Mudik yang tergolong dalam perayaan lebaran tidak disusun secara sistematis oleh negara maupun lembaga tertentu. Secara serempak dan akumulatif, masyarakat secara bersama-sama merayakan hari raya. Menjelang lebaran, jalan-jalan akan ramai kendaraan dengan tingkat volume yang naik tajam dibanding hari biasanya. Mudik adalah peristiwa budaya yang dilakukan berulang-ulang, dan bukan ciptaan atau rekayasa negara.
Tidak ada mudik yang tidak diawali oleh proses migrasi dari desa ke kota. Kota selalu dipandang lebih menjanjikan secara ekonomi maupun pendidikan, dibandingkan dengan desa. Ditinjau dari teori migrasi (Everett Lee, 1984), ada dua sifat perpindahan penduduk, permanen dan non permanen. Dikatakan perpindahan permanen apabila seseorang pindah tanpa kembali lagi ke daerah tempat tinggal sebelumnya. Sementara apabila ia hanya pindah karena urusan tertentu dan masih kembali ke daerah asalnya, maka ia tidak pindah secara permanen. Sifat ini tidak dibatasi oleh ruang, waktu, sukarela atau tidak, dan di dalam maupun luar negeri.
Perpindahan penduduk merupakan kegiatan perpindahan yang melampaui batas suatu wilayah tertentu dan dalam tempo tertentu pula. Perpindahan penduduk dipengaruhi oleh banyak faktor, seperti ekonomi, geografis, maupun psikologis. Faktor ekonomi lebih dominan daripada kedua faktor lainnya, karena sebagian besar masyarakat merantau ke kota untuk mendapatkan kehidupan yang lebih baik.
Faktor ekonomi banyak mempengaruhi seseorang berpindah ke kota. Penghidupan di desa yang dirasa kurang mencukupi, semakin sempitnya lahan pertanian, dan semakin sedikitnya pemuda yang ingin bertani membuat kota seperti daya tarik sendiri bagi penduduk di desa. Majunya komunikasi serta industri dan teknologi sehingga menyerap lebih banyak tenaga kerja. Tentunya kemajuan baik secara ekonomi, maupun lainnya manarik minat banyak orang untuk berbondong-bondong berurbanisasi ke kota.
Manusia kota cenderung lebih konsentrasi terhadap pekerjaan-pekerjaan mereka. Hal tersebut menimbulkan anonimitas. Logika industrialisasi menambah watak individualisme. Dua hal ini oleh sebagian kritikus menyebut kaum kota sebagai sosok yang kering kerontang. Kondisi ini juga diperparah dengan orientasi nilai yang mengarah ke profan dan material. Tidak mengherankan apabila gerakan radikalisme agama maupun komodifikasi agama tumbuh subur di perkotaan. Karena agama dan kekayaan spiritual adalah hal yang mereka cari.

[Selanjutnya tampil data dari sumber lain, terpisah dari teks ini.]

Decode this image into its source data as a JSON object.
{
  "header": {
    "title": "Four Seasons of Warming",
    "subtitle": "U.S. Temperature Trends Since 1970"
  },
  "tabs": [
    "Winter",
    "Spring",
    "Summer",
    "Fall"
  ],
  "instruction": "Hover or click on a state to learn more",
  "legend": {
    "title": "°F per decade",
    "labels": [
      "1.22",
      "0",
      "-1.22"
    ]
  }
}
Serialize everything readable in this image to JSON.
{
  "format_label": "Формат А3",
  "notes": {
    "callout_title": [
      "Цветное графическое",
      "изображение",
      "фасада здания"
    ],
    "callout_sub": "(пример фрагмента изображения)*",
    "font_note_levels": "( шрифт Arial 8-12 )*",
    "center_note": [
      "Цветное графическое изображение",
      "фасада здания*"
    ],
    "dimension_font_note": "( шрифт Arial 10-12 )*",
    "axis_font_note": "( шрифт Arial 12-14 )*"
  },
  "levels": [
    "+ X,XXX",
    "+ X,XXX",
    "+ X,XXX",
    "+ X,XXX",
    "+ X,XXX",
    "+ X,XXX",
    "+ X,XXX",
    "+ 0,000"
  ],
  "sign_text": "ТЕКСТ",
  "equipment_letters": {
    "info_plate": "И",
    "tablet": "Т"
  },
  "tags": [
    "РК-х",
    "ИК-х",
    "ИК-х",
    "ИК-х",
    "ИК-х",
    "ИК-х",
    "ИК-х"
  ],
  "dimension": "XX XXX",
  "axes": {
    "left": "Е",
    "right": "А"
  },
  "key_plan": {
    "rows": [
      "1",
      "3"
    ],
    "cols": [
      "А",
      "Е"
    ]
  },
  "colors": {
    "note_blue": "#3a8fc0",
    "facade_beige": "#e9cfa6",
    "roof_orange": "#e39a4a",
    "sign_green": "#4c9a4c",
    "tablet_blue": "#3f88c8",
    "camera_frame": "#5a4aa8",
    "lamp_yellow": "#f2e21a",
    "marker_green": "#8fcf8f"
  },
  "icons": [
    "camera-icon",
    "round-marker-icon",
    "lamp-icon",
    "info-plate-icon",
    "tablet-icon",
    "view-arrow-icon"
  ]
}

Mudik menjadi semacam obat bagi kekeringan tersebut. Kembali kepada desa kembali kepada alam, akan meberikan siraman-siraman rohani untuk menyuburkan kegersangan tersebut. Mudik diyakini dapat memberikan banyak manfaat positif bagi yang melakukannya selain daripada untuk tujuan menyambung silaturrahmi atau merayakan lebaran.
Agus Maladi Irianto dalam jurnalnya “Mudik dan Keretakan Budaya” menjelaskan ada 3 dimensi dalam tradisi mudik. Pertama, mudik memiliki dimensi spiritual-kultural. Mudik adalah sebuah tradisi atau warisan dari para leluhur. Umar Kayam (2002) menyebut mudik sebagai tradisi yang terkait dengan kebiasaan petani Jawa mengunjungi kampung kelahiran untuk berziarah ke makam para pendahulunya.
Ikatan kehidupan duniawi tidak bisa dilepaskan dari kehidupan setelah di dunia. Oleh karena itu, orang-orang tetap menziarai kuburan-kuburan leluhur untuk mendoakan keselamatannya. Dalam waktu tertentu orang-orang akan menyempatkan untuk berkunjung ke makam walau terhalang oleh kondisi geografis maupun ekonomi. Hal ini yang kemudian melahirkan tradisi mudik.
Kedua, adalah dimensi psikologis. Mudik seperti yang dijelaskan di atas, memberikan manfaat positif untuk mengisi kegersangan dalam jiwa manusia kota. Kerasanya kehidupan di kota dan beban kerja serta tekanan kehidupan dapat mendorong timbulnya stress. Bertemu keluarga di desa, merasakan kenyamanan dan ketenangan, dan bernostalgia dengan pengalaman dapat mengobati stress bagi masyarakat urban.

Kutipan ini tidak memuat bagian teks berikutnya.